I really wanted this to work out. It’s not you, it’s me. I love the idea of you more than the reality. I need my own space. I need to focus on me right now. There are plenty of other people out there who want to work and travel at the same time. I’m just not right for you.

I’m sick of living in other people’s homes. I’m sick of tiny kitchens with almost no counter space. I’m sick of not having a dishwasher. And that month without an oven was rough. I’m sick of not having my blender. I’m sick of pans that look like they could give me tetanus. I’m sick of dorm-sized refrigerators and three-tined forks.

I’m sick of showers that require me to turn the water off and on in order to make the tiny amount of hot water last. I’m sick of sink faucets that barely stick out over the sink, so my hands hit the sides of the sink when I’m washing them. I’m sick of hot water that doesn’t work unless two faucets are running at the same time.

I’m sick of space heaters. I’m sick of hotel-style air conditioners that only sort of blow hot air. I’m sick of windows that don’t seal. I’m sick of uncomfortable beds. I’m sick of climbing up 50, or 83, or 114 stairs. I’m sick of only having one set of keys. I’m sick of promised internet that never worked. I’m sick of hearing, “It’s not usually this cold!” And the sound of airplanes overhead now drives me nuts.

I’m sick of spending so much time at my computer working instead of exploring where I am. I’m sick of losing a week or so on figuring out how things work when we arrive someplace new. I’m sick of all the things that take so much more time and energy all the time.

nomadic life

It wasn’t all bad. We had some fun times. Remember that one amazing shower? And a couple of the beds were actually super comfy. We saw a lot of beautiful places together, like here and here. And without the hard times you put me through, I never would’ve realized all the changes I need to make.

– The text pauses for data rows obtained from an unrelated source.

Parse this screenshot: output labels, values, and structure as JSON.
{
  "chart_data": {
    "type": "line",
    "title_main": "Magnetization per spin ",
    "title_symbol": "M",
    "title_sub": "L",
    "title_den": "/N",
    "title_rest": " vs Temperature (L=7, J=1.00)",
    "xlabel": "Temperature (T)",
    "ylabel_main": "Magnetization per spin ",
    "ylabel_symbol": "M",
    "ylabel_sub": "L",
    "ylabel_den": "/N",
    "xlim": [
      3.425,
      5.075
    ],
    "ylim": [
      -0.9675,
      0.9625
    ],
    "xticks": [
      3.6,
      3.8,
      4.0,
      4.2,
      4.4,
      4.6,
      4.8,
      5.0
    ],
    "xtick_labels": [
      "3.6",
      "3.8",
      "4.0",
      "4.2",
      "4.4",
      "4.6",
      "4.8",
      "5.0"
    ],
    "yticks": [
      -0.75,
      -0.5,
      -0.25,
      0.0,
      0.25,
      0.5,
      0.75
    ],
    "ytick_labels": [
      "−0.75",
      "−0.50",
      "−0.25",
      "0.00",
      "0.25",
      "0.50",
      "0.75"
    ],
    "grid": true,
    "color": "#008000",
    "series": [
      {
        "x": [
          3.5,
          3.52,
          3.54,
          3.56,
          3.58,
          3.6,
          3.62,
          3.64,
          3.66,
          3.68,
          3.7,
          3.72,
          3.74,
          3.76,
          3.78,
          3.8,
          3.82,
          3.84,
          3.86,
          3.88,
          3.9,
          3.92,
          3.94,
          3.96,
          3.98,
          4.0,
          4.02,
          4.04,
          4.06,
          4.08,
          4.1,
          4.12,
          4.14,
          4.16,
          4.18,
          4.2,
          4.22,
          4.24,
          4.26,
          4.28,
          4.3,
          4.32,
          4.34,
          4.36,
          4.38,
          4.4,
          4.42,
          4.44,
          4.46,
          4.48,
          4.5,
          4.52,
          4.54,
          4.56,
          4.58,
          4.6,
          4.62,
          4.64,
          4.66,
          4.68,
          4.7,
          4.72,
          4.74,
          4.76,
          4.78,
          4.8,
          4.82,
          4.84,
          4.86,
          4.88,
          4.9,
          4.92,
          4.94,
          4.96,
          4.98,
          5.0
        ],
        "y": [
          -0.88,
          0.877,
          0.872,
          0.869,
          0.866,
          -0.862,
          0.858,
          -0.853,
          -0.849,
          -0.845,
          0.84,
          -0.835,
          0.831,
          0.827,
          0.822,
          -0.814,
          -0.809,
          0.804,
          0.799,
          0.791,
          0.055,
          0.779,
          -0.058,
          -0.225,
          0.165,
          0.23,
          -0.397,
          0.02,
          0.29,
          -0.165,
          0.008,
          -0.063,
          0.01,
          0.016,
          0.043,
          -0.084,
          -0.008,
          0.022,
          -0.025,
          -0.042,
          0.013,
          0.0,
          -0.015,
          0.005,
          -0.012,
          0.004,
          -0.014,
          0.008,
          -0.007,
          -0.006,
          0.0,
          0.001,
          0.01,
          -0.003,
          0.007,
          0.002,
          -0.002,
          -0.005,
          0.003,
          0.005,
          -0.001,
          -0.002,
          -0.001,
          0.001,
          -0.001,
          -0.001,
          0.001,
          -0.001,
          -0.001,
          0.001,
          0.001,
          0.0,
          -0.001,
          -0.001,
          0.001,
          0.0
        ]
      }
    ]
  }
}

I still want to see the world, and I don’t ever want to work in an office again. But I need more stability than you can offer me right now. We’re just in two different places. I think we need a break.

Love, Ali

As you can tell, this trip hasn’t gone at all the way we had hoped. Some of it was our own fault, some of it was circumstances beyond our control. The end result is that we are really looking forward to getting back home in a few days. We are unlikely to try a trip like this next winter. Instead we’re hoping to save enough money to take a few weeks to a month off in the winter to travel without working. More announcements and updates coming soon!